# My Best German Electric Blue Rams Pair Ever (Laid eggs - Must see video)



## waynet (Apr 22, 2010)

What amazing color !!!!

This is my best German Electirc Blue Rams Pair Ever.

Thanks for watching everyone.






The pair is so good until I turned off the light and turned them back on. It's as if the female can't tell it's the male and started chasing him. When I turned the light back on, she won't let him come close to the eggs. She is the only one guarding the eggs now.


----------



## Plants'n'cichlids (Oct 13, 2012)

I'm personally not a fan of coloured up Rams, I just enjoy normal German rams. Just my two cents on a preference to natural coloured fish


----------



## Fish rookie (May 21, 2012)

Very nice, congrats!
Makes me want to get some for myself now. LOL


waynet said:


> What amazing color !!!!
> 
> This is my best German Electirc Blue Rams Pair Ever.
> 
> Thanks for watching everyone.


----------



## waynet (Apr 22, 2010)

I know what you mean. I had the same assumption about coloured up Rams too in the past. But after I got this pair, I changed my mind. The colour on them seems very natural, not man made.



Plants'n'cichlids said:


> I'm personally not a fan of coloured up Rams, I just enjoy normal German rams. Just my two cents on a preference to natural coloured fish


----------



## Algae Beater (Apr 21, 2010)

Good for you! 

Most tank strains are a little more finicky when it comes to pairing up (for rams that is) as they tend to be more sensitive of tank parameters being wayward. 

Enjoy them!


----------



## waynet (Apr 22, 2010)

Algae Beater said:


> Good for you!
> 
> Most tank strains are a little more finicky when it comes to pairing up (for rams that is) as they tend to be more sensitive of tank parameters being wayward.
> 
> Enjoy them!


They seem to like my rocky, lightly planted tank. I am just feeding them Tropical Flake food. I feed them a small amount each time and they finish it very fast.


----------



## Plants'n'cichlids (Oct 13, 2012)

Good luck with them anyways, hope your able to breed a few hundred of them


----------



## waynet (Apr 22, 2010)

Plants'n'cichlids said:


> Good luck with them anyways, hope your able to breed a few hundred of them







I only have a 15g tank. So don't expect to have that many. The male is ready to breed. I can see his pointy breeding organ. The female has a big belly but her breeding tube is not visible yet. Maybe German Electric Blue Rams don't breed as easy as normal rams.

Thanks for watching.


----------



## SeaHorse_Fanatic (Apr 22, 2010)

Gorgeous fish. Now I want to switch Felicia's little tropical tank to a German Ram tank. Thanks a lot:bigsmile:

Great looking fish but your tank looks all scratched to hell


----------



## 35angels (Aug 7, 2012)

Beautiful...love the music too lol.
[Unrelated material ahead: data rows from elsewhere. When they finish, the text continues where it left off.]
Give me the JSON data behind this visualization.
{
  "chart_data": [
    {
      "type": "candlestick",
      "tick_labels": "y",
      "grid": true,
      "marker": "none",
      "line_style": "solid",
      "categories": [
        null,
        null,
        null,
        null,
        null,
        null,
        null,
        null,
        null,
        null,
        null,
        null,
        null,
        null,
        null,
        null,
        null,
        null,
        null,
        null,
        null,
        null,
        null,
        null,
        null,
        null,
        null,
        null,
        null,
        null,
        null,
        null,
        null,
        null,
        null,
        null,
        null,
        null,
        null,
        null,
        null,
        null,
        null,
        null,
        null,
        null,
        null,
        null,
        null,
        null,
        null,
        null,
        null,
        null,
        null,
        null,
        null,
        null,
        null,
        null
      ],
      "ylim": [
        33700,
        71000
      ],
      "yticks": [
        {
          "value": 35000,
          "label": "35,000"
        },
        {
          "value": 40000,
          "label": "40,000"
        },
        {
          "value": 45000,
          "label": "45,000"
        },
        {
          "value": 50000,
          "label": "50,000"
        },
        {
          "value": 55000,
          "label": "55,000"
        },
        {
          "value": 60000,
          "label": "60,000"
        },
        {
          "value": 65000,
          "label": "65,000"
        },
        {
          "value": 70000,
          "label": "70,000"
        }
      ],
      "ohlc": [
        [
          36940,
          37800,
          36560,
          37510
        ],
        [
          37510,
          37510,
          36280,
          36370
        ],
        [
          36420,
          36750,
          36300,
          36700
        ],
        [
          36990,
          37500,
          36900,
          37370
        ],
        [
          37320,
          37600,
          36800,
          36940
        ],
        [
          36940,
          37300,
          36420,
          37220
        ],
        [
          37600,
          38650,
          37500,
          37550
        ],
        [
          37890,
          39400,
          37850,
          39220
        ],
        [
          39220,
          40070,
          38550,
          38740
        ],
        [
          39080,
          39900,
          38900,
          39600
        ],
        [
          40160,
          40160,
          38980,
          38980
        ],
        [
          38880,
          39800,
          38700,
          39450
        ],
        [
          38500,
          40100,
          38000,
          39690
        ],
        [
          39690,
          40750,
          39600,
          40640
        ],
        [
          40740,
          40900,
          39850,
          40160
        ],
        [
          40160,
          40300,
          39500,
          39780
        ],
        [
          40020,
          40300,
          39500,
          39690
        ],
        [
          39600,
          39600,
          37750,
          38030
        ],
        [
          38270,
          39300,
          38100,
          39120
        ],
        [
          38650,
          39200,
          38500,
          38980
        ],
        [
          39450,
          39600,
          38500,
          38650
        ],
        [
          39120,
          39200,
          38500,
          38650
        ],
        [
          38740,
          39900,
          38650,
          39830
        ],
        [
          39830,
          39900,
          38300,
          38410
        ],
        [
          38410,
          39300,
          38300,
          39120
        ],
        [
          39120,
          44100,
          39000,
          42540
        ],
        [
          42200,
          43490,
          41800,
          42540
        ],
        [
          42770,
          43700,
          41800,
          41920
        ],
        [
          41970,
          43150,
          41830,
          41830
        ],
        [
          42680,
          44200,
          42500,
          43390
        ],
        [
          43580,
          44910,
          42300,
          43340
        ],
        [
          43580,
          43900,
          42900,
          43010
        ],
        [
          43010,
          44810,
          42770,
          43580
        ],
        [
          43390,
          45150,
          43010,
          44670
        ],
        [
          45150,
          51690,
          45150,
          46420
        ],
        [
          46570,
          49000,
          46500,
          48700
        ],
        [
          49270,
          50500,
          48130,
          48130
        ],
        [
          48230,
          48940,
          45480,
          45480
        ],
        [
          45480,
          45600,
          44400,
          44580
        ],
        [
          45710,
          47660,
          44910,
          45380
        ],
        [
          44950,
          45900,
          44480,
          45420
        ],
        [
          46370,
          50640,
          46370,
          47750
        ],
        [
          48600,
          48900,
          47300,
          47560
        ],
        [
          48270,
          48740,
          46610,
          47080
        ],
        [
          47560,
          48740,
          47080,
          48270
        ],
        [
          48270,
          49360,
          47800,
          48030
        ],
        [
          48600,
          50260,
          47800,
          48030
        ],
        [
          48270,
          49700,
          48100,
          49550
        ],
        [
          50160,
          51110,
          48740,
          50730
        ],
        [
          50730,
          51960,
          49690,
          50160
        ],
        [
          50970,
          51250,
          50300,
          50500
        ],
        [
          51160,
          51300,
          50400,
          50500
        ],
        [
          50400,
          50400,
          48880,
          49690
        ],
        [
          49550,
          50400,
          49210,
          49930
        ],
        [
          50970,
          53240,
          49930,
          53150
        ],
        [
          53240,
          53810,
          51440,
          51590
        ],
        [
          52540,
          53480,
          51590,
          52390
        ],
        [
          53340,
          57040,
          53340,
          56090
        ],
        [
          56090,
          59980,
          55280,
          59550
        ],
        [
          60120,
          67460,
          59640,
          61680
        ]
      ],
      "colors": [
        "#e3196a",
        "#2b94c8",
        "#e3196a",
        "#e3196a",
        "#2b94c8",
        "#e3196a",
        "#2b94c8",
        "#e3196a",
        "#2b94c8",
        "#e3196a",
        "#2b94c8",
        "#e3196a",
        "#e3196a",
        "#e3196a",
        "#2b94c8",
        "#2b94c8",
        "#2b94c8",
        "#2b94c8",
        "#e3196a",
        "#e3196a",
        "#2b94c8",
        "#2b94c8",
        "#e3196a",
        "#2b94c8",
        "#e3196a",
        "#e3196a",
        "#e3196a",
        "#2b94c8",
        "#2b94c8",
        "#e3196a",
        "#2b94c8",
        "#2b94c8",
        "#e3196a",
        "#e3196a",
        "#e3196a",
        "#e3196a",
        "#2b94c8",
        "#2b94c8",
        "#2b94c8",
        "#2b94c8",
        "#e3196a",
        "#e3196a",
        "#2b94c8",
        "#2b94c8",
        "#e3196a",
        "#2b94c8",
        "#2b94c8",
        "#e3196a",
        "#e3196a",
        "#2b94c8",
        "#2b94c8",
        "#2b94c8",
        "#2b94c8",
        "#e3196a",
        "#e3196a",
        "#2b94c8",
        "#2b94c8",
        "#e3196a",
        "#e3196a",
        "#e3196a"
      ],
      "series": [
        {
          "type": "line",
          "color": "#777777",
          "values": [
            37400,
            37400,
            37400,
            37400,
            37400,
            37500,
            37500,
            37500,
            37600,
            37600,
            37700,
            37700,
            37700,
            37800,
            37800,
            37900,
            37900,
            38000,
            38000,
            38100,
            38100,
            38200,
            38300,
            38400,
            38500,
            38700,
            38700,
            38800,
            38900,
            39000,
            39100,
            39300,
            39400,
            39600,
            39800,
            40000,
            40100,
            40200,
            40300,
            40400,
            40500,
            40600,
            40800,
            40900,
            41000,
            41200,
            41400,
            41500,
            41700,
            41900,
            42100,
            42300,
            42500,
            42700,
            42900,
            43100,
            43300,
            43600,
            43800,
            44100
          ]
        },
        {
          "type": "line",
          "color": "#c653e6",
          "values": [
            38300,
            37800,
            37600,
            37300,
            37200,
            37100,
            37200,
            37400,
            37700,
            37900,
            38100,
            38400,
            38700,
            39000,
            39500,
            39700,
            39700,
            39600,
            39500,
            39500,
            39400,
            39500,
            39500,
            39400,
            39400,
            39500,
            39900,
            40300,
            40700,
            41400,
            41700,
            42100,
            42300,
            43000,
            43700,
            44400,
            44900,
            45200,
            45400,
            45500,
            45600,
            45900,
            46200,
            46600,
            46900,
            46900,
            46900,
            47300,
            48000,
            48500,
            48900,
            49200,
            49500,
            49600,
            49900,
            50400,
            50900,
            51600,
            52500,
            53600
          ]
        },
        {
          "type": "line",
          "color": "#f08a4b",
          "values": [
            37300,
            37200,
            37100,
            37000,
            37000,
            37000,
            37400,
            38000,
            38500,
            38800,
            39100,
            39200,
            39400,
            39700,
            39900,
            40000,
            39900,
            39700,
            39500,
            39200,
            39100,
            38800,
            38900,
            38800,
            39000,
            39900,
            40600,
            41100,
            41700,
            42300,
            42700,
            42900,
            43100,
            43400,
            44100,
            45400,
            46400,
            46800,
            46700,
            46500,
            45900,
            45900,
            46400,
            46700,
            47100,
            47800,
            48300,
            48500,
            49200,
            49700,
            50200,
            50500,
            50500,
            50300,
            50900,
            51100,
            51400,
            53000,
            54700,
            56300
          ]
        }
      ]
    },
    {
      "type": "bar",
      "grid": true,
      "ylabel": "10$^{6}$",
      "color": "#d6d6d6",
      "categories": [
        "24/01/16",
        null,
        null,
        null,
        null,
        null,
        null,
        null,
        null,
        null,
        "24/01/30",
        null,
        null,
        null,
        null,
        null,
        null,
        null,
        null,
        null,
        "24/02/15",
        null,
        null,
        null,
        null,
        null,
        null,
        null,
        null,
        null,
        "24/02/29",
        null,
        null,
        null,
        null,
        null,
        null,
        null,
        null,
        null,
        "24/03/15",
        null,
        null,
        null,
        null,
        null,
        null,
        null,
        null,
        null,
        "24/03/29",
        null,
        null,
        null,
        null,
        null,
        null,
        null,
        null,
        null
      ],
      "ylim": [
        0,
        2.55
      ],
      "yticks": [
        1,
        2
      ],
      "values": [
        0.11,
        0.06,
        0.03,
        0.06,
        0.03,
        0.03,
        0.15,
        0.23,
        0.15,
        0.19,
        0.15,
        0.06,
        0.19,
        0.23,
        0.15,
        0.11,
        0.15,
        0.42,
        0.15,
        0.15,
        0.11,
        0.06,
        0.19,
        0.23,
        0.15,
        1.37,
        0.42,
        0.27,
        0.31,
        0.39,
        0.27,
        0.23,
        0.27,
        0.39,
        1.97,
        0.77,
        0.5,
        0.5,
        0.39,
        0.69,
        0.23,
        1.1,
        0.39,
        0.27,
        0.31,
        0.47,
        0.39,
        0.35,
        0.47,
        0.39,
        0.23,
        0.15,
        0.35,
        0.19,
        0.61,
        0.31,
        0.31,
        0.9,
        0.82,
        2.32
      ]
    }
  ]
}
I agree with SeaHorse........they would look even better in a non scratched up tank.


----------



## waynet (Apr 22, 2010)

Laid eggs last night.


----------



## Plants'n'cichlids (Oct 13, 2012)

I predicted you would get a few eggs out of them, hopefully she takes good care of them.
Cheers


----------



## waynet (Apr 22, 2010)

waynet said:


> What amazing color !!!!
> 
> This is my best German Electirc Blue Rams Pair Ever.
> 
> ...


Today, the male took over the guarding duty. He won't let the female come close. Very strange. They both want to take care of the eggs, but don't want to share the duty.


----------



## waynet (Apr 22, 2010)

Now the male kind of let the female take care of the eggs. The eggs are about to hatch.


----------



## waynet (Apr 22, 2010)

Here is what it looks like after they agreed to work togehter.


----------